Cut Heating Costs with Radiant Heat

Cut Heating Costs with Radiant Heat

Radiant heat, or heat emanating from walls, radiators and floors, is more efficient than other types of heat and dramatically reduces dust and allergens. What’s more, people who live in homes with radiant heat often report feeling warmer and more comfortable. You can save money and feel more comfortable? You bet! Radiant heat is a win-win!

Electric Vs. Hydronic Radiant Heat

There are two main types of radiant heat systems: electric and hydronic. A few systems use air; however, they are not efficient and are rarely used. As you may have guessed, radiant heating systems are classified by the conduit that delivers heat to a space. Electric systems use a series of electric wires to heat floors. Hydronic systems force heated water through a network of tubing laid under the floor.

Of the two, hydronic systems are the most cost-effective, being about 30% more effective, which means they’re also the most popular. Hydronic systems rely on a boiler to heat the water that is circulated throughout the home.

Methods of Radiant Heater Installation

Radiant heat systems can be installed in numerous ways. In new construction, wires or tubing is inlaid in concrete floors as they are poured. This is referred to as “wet” installation. In some cases, the wires and tubes are placed in a dry pocket of air space beneath the floor, which is referred to as “dry” installation.

In homes with existing flooring, heating systems can be sandwiched between two layers of subfloor. For example, you can lay radiant heat wires down on your subfloor before laying tile. Some plywood subfloors are made with built-in grooves for this purpose. Additionally, you can purchase wall and ceiling panels that produce radiant heat.

How to Upgrade to Radiant Heat

With so many radiant heat options to choose from, you may be wondering how you can upgrade your home to radiant heat.
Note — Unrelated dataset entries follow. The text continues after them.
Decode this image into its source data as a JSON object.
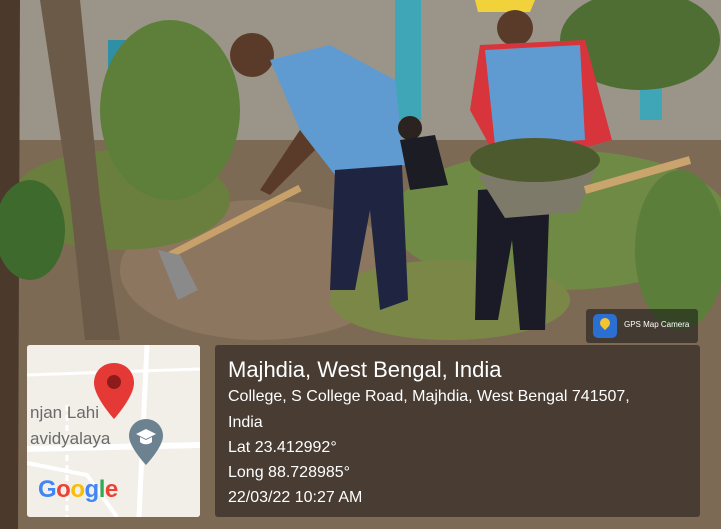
{
  "camera_badge": {
    "label": "GPS Map Camera",
    "icon": "gps-map-camera-icon"
  },
  "map": {
    "place_lines": [
      "njan Lahi",
      "avidyalaya"
    ],
    "logo_text": "Google",
    "logo_colors": [
      "#4285F4",
      "#EA4335",
      "#FBBC05",
      "#4285F4",
      "#34A853",
      "#EA4335"
    ],
    "pin_color": "#e53935",
    "school_icon": "graduation-cap-icon"
  },
  "location": {
    "title": "Majhdia, West Bengal, India",
    "address_line1": "College, S College Road, Majhdia, West Bengal 741507,",
    "address_line2": "India",
    "lat": "Lat 23.412992°",
    "long": "Long 88.728985°",
    "datetime": "22/03/22 10:27 AM"
  }
}
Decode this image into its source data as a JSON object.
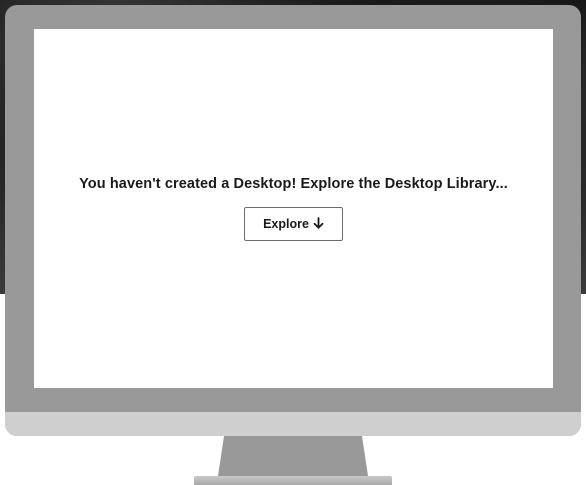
{
  "empty_state": {
    "message": "You haven't created a Desktop! Explore the Desktop Library...",
    "explore_button": {
      "label": "Explore",
      "icon": "arrow-down-icon"
    }
  },
  "colors": {
    "bezel": "#999999",
    "chin": "#cfcfcf",
    "screen": "#ffffff",
    "text": "#1a1a1a",
    "button_border": "#6e6e6e"
  }
}
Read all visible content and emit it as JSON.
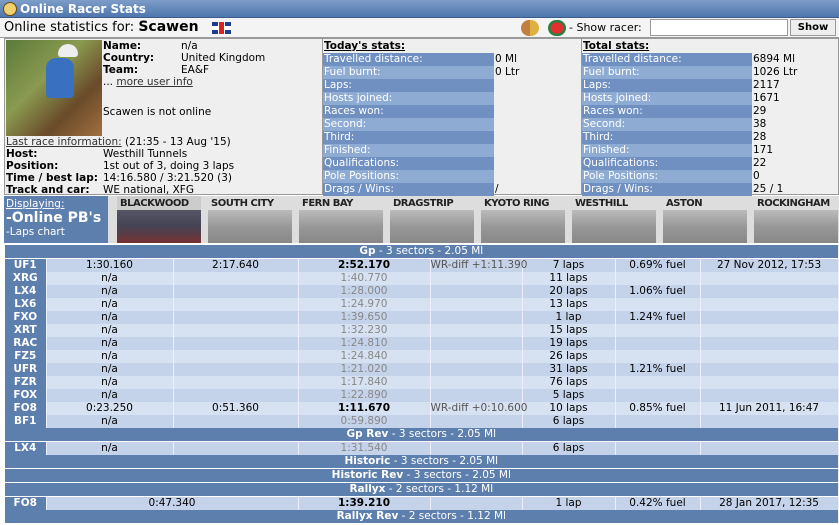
{
  "window_title": "Online Racer Stats",
  "header": {
    "prefix": "Online statistics for:",
    "racer": "Scawen",
    "show_racer_label": "- Show racer:",
    "input_value": "",
    "show_button": "Show"
  },
  "profile": {
    "name_label": "Name:",
    "name": "n/a",
    "country_label": "Country:",
    "country": "United Kingdom",
    "team_label": "Team:",
    "team": "EA&F",
    "more_prefix": "...",
    "more_link": "more user info",
    "status": "Scawen is not online"
  },
  "last_race": {
    "link": "Last race information:",
    "when": "(21:35 - 13 Aug '15)",
    "host_label": "Host:",
    "host": "Westhill Tunnels",
    "position_label": "Position:",
    "position": "1st out of 3, doing 3 laps",
    "time_label": "Time / best lap:",
    "time": "14:16.580 / 3:21.520 (3)",
    "track_label": "Track and car:",
    "track": "WE national, XFG"
  },
  "today": {
    "title": "Today's stats:",
    "rows": [
      [
        "Travelled distance:",
        "0 Ml"
      ],
      [
        "Fuel burnt:",
        "0 Ltr"
      ],
      [
        "Laps:",
        ""
      ],
      [
        "Hosts joined:",
        ""
      ],
      [
        "Races won:",
        ""
      ],
      [
        "Second:",
        ""
      ],
      [
        "Third:",
        ""
      ],
      [
        "Finished:",
        ""
      ],
      [
        "Qualifications:",
        ""
      ],
      [
        "Pole Positions:",
        ""
      ],
      [
        "Drags / Wins:",
        "/"
      ]
    ]
  },
  "total": {
    "title": "Total stats:",
    "rows": [
      [
        "Travelled distance:",
        "6894 Ml"
      ],
      [
        "Fuel burnt:",
        "1026 Ltr"
      ],
      [
        "Laps:",
        "2117"
      ],
      [
        "Hosts joined:",
        "1671"
      ],
      [
        "Races won:",
        "29"
      ],
      [
        "Second:",
        "38"
      ],
      [
        "Third:",
        "28"
      ],
      [
        "Finished:",
        "171"
      ],
      [
        "Qualifications:",
        "22"
      ],
      [
        "Pole Positions:",
        "0"
      ],
      [
        "Drags / Wins:",
        "25 / 1"
      ]
    ]
  },
  "displaying": {
    "label": "Displaying:",
    "current": "-Online PB's",
    "other": "-Laps chart"
  },
  "tracks": [
    "BLACKWOOD",
    "SOUTH CITY",
    "FERN BAY",
    "DRAGSTRIP",
    "KYOTO RING",
    "WESTHILL",
    "ASTON",
    "ROCKINGHAM"
  ],
  "sections": [
    {
      "name": "Gp",
      "info": "- 3 sectors - 2.05 Ml",
      "rows": [
        [
          "UF1",
          "1:30.160",
          "2:17.640",
          "2:52.170",
          "WR-diff +1:11.390",
          "7 laps",
          "0.69% fuel",
          "27 Nov 2012, 17:53"
        ],
        [
          "XRG",
          "n/a",
          "",
          "1:40.770",
          "",
          "11 laps",
          "",
          ""
        ],
        [
          "LX4",
          "n/a",
          "",
          "1:28.000",
          "",
          "20 laps",
          "1.06% fuel",
          ""
        ],
        [
          "LX6",
          "n/a",
          "",
          "1:24.970",
          "",
          "13 laps",
          "",
          ""
        ],
        [
          "FXO",
          "n/a",
          "",
          "1:39.650",
          "",
          "1 lap",
          "1.24% fuel",
          ""
        ],
        [
          "XRT",
          "n/a",
          "",
          "1:32.230",
          "",
          "15 laps",
          "",
          ""
        ],
        [
          "RAC",
          "n/a",
          "",
          "1:24.810",
          "",
          "19 laps",
          "",
          ""
        ],
        [
          "FZ5",
          "n/a",
          "",
          "1:24.840",
          "",
          "26 laps",
          "",
          ""
        ],
        [
          "UFR",
          "n/a",
          "",
          "1:21.020",
          "",
          "31 laps",
          "1.21% fuel",
          ""
        ],
        [
          "FZR",
          "n/a",
          "",
          "1:17.840",
          "",
          "76 laps",
          "",
          ""
        ],
        [
          "FOX",
          "n/a",
          "",
          "1:22.890",
          "",
          "5 laps",
          "",
          ""
        ],
        [
          "FO8",
          "0:23.250",
          "0:51.360",
          "1:11.670",
          "WR-diff +0:10.600",
          "10 laps",
          "0.85% fuel",
          "11 Jun 2011, 16:47"
        ],
        [
          "BF1",
          "n/a",
          "",
          "0:59.890",
          "",
          "6 laps",
          "",
          ""
        ]
      ]
    },
    {
      "name": "Gp Rev",
      "info": "- 3 sectors - 2.05 Ml",
      "rows": [
        [
          "LX4",
          "n/a",
          "",
          "1:31.540",
          "",
          "6 laps",
          "",
          ""
        ]
      ]
    },
    {
      "name": "Historic",
      "info": "- 3 sectors - 2.05 Ml",
      "rows": []
    },
    {
      "name": "Historic Rev",
      "info": "- 3 sectors - 2.05 Ml",
      "rows": []
    },
    {
      "name": "Rallyx",
      "info": "- 2 sectors - 1.12 Ml",
      "two_sector": true,
      "rows": [
        [
          "FO8",
          "0:47.340",
          "1:39.210",
          "",
          "1 lap",
          "0.42% fuel",
          "28 Jan 2017, 12:35"
        ]
      ]
    },
    {
      "name": "Rallyx Rev",
      "info": "- 2 sectors - 1.12 Ml",
      "rows": []
    }
  ]
}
The answer depends primarily on your budget and what you have to work with. If you don’t have a boiler, it may not be feasible to install one and lay pipes in every floor of your home. However, you may be able to install an electric system in your bathroom when you remodel it.

If you don’t have any home-improvement projects planned for the future, and if you don’t need new flooring, you may want to consider installing a panel or stand-alone system. These are great for small spaces.

When planning a large construction project, keep in mind the efficiency of radiant heat and work to incorporate a system into your project. Each step that you take toward upgrading your home to radiant heat is one that will pay off for years to come.